The Make History site is similarly overwhelming in its scope, although, as the Times reports, curators of the project soon identified recurring themes in the pictures received and were able to introduce thematic sections which allow a combination of interactivity and curatorial authority.

There is a creative tension then, at the heart of these digital initiatives, between user-generated content and curatorial control. The Smithsonian’s Fill the Gap is an interesting case in point. Each “gap” has a Flickr page of comments, showing an active discussion between the Luce Foundation Center staff and the general public. Fill the Gap is, in theory, a ground-breaking way of tapping into online communities to the museum’s advantage. In reality, when asked about the successes and disappointments of the project, Georgina Goodlander, Interpretive Programs Manager, said the biggest disappointment was “that there aren’t more people joining in”.

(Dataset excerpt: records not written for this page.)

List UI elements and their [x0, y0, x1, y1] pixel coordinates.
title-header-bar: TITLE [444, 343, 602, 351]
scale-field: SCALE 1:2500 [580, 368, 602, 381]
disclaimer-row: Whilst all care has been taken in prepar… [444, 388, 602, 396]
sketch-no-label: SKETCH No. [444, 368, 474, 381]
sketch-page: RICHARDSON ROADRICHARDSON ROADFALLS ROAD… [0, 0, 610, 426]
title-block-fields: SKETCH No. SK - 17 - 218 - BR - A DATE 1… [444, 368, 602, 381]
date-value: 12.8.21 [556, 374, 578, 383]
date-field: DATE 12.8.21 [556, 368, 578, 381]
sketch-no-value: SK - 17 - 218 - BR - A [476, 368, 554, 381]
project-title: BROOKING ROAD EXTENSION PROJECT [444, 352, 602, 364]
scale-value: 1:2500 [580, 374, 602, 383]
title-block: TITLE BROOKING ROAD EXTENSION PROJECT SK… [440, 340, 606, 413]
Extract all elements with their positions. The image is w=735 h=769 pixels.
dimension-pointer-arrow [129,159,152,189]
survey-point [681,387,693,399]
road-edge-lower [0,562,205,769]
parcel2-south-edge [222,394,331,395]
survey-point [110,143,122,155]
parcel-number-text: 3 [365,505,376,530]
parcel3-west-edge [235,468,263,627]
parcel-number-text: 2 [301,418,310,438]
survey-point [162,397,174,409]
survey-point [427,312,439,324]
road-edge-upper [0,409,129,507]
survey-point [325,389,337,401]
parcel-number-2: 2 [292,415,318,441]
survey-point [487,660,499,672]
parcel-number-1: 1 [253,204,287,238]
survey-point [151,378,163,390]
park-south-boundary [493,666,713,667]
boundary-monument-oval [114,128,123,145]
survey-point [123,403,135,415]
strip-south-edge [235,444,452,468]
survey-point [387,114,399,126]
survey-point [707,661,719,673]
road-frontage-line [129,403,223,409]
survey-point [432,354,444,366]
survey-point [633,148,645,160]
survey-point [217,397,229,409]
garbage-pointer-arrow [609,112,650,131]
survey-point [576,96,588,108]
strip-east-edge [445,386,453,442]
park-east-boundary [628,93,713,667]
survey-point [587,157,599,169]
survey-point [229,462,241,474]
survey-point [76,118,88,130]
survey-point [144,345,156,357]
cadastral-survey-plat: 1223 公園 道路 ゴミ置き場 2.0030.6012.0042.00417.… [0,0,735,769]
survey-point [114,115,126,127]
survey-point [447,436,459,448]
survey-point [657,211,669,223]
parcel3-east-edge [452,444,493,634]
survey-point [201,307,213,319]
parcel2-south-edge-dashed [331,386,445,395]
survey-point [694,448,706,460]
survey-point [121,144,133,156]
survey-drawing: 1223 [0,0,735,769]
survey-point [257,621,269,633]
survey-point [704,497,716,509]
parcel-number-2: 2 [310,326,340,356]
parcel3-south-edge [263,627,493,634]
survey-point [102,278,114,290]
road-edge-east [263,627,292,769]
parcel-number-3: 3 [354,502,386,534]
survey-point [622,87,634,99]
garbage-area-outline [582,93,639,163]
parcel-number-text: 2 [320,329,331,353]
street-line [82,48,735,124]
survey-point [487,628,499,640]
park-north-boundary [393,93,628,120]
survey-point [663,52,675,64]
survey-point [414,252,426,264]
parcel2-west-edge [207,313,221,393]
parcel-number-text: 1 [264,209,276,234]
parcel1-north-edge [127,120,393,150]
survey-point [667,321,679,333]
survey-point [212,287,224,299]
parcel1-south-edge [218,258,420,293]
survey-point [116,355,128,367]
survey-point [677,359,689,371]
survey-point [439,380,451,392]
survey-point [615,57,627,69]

But these are just the pioneers and teething problems are inevitable. Museum curators will be faced with the challenge of increasing volumes of information and these projects are indicators of exciting new ways of approaching history and innovative methods of participative curating. Who knows, with advances in digital media and 3D graphics we could all be curating our own virtual exhibitions before long.

Whether it’s objects, pictures or memories – all are important to the shaping of history, which appears to be less and less easy to mold in the digital age.